Negotiations: International, Technology, Powerful Parties and Training

An image of clouds.

What do all of these have in common? In the last four days I have offered articles on negotiations at my other blog at on these topics. Subscribing to several sources including the Program on Negotiation at the Harvard Law School and reading articles from the Harvard Business Review it just so happens I pulled some key items on these topics that might be able to help you.

My goal with the blog is to provide concise commentary to assist you whether it be IRS issues. negotiations in general or in developing your and your team's skills. These four posts have a common thread.
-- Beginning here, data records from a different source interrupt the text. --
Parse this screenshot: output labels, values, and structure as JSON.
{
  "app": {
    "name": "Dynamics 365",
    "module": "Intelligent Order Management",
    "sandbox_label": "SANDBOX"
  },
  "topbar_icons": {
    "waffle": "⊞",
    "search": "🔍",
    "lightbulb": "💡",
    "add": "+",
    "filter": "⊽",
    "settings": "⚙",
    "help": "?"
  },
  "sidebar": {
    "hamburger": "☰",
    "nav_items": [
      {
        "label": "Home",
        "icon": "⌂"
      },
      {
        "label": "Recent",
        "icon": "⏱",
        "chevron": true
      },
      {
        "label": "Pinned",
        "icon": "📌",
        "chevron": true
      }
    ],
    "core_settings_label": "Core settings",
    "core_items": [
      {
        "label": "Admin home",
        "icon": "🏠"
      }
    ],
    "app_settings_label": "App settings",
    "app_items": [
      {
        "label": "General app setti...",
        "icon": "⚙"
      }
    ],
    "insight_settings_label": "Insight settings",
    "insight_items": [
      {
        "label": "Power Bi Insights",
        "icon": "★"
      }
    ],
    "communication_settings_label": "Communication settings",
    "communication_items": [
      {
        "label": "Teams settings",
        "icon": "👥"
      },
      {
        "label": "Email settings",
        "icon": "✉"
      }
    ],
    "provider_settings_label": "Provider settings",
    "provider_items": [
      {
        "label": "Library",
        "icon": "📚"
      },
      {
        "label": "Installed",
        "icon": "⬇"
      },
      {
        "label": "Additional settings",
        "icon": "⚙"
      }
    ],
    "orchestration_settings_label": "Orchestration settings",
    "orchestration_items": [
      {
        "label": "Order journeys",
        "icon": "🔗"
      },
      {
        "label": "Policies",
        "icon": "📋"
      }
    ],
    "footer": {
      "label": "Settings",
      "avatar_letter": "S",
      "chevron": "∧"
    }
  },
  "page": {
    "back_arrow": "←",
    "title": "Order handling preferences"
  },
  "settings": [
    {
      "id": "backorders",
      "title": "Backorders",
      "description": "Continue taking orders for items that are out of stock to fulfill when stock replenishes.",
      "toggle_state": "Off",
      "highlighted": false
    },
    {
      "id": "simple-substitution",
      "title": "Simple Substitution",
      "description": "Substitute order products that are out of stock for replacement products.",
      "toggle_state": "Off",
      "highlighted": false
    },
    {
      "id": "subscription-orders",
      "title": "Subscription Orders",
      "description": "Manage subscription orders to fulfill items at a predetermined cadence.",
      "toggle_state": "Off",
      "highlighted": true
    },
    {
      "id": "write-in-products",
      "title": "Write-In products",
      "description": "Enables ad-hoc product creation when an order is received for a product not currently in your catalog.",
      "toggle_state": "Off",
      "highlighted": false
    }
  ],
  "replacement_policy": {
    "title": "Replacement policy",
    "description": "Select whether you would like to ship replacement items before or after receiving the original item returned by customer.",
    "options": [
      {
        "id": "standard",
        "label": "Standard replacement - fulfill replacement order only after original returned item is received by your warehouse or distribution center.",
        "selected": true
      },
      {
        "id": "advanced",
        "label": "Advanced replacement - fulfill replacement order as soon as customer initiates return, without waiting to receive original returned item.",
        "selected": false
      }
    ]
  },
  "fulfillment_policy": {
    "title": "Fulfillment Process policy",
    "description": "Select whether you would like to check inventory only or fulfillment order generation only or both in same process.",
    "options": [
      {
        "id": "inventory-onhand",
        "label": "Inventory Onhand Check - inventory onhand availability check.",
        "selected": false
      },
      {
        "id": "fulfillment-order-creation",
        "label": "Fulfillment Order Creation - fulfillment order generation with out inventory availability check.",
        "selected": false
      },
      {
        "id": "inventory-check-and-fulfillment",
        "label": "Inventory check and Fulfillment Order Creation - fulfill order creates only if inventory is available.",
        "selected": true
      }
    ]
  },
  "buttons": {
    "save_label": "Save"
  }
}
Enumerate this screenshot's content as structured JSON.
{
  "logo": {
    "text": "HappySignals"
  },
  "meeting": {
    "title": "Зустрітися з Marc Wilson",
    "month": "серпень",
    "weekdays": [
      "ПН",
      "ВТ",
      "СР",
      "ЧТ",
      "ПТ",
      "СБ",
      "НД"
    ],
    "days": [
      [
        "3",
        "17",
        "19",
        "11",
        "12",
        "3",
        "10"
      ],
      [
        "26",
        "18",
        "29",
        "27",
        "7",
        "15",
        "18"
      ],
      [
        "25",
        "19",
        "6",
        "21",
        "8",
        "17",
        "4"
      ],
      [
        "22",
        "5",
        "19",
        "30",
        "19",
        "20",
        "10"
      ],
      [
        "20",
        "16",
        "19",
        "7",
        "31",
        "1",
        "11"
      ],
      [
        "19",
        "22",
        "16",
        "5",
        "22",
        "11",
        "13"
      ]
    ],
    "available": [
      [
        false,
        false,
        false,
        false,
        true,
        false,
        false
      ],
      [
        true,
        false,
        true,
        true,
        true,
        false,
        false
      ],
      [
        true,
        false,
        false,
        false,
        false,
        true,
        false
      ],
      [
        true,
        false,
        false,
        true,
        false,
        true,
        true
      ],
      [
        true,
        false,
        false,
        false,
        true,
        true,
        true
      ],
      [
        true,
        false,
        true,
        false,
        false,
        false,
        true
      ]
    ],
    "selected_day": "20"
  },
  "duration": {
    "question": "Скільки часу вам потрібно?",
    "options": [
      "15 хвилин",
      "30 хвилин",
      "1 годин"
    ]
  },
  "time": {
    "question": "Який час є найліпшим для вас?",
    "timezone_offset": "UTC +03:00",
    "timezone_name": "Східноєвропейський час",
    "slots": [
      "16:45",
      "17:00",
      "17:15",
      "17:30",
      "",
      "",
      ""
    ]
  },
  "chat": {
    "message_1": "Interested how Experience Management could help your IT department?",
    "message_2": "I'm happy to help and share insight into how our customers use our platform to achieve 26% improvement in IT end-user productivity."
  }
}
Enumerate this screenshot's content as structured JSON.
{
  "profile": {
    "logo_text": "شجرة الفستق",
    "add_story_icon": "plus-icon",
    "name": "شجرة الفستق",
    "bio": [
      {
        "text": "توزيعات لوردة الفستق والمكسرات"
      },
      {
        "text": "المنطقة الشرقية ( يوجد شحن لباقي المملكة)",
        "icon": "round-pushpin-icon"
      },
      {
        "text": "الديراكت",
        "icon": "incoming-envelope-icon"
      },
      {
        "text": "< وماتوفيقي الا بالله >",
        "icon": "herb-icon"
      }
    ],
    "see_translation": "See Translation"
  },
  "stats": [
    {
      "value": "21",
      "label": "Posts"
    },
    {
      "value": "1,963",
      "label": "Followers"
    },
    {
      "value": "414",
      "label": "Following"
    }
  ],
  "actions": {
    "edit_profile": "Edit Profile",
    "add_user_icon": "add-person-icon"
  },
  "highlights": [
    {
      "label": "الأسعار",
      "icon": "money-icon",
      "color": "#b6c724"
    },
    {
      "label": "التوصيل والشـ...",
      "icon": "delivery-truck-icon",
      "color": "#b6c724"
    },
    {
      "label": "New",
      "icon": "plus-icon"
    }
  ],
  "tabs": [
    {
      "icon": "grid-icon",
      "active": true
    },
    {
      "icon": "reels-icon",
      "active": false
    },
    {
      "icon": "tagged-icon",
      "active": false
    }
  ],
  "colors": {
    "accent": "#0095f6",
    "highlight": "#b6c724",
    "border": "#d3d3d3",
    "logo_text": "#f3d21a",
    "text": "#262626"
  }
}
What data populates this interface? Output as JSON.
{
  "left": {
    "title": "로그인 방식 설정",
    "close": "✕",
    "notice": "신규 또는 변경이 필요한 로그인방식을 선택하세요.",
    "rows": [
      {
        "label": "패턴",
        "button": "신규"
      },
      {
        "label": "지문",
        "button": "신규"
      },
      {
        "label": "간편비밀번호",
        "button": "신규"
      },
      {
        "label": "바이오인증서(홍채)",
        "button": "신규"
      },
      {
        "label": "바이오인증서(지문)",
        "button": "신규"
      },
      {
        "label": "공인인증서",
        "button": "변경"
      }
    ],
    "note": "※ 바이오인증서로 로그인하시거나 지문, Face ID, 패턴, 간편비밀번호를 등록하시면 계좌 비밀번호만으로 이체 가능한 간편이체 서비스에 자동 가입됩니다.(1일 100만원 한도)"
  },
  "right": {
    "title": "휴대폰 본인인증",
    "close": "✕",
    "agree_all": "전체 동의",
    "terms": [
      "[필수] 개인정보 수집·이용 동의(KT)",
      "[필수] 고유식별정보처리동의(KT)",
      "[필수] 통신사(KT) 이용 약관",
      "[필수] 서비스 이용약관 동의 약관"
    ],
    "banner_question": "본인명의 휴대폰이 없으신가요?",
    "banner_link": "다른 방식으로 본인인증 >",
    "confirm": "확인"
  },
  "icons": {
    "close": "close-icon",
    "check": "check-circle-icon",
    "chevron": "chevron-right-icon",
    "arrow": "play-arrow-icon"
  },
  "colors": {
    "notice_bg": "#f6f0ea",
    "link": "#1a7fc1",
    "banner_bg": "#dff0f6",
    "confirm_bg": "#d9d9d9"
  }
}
Here are ten elements of that common thread:

  1. Do your homework
  2. Understand the other party's culture
  3. Show respect at all times
  4. Find ways to develop good working relationships
  5. Build trust
  6. Make sure you have someone there that understands the jargon/language and can explain it in terms you and your team understand
  7. Bring up any 600 pound gorillas in the room
  8. When working with a powerful supplier you only have four choices
  9. When it comes to training - one size does not fit all - find an experienced trainer
  10. Test alternatives and evaluate alternatives going forward

In October I am teaching 25 leaders on the topic of conflict resolution entitled "Peaceful Resolutions" here in the Twin Cities. The class is already filled. The key to conflict resolution is understanding the art of:

  • de-escalation;
  • communication;
  • listening;
  • conversation;
  • discussion;
  • negotiation;
  • mediation; and
  • compromise.

By active listening, understanding interests, and understanding the emotion behind an issue it is often possible to work together with the other party to work towards issue resolution even in instances of conflict. Working with experts in neuroscience the past two years I have gained insight on how the brain works and how to use this information in real world settings to resolve conflict. Look into the broad subject of neuroscience and conflict resolution to help yourself with negotiations and conflict resolution.

About the author

Mike Gregory is a professional speaker, an author, and a mediator. You may contact Mike directly at and at (651) 633-5311. Mike has written 12 books (and co-authored two others) including his latest book, The Collaboration Effect: Overcoming Your Conflicts, and The Servant Manager, Business Valuations and the IRS, and Peaceful Resolutions that you may find helpful. [Michael Gregory, ASA, CVA, MBA, Qualified Mediator with the Minnesota Supreme Court]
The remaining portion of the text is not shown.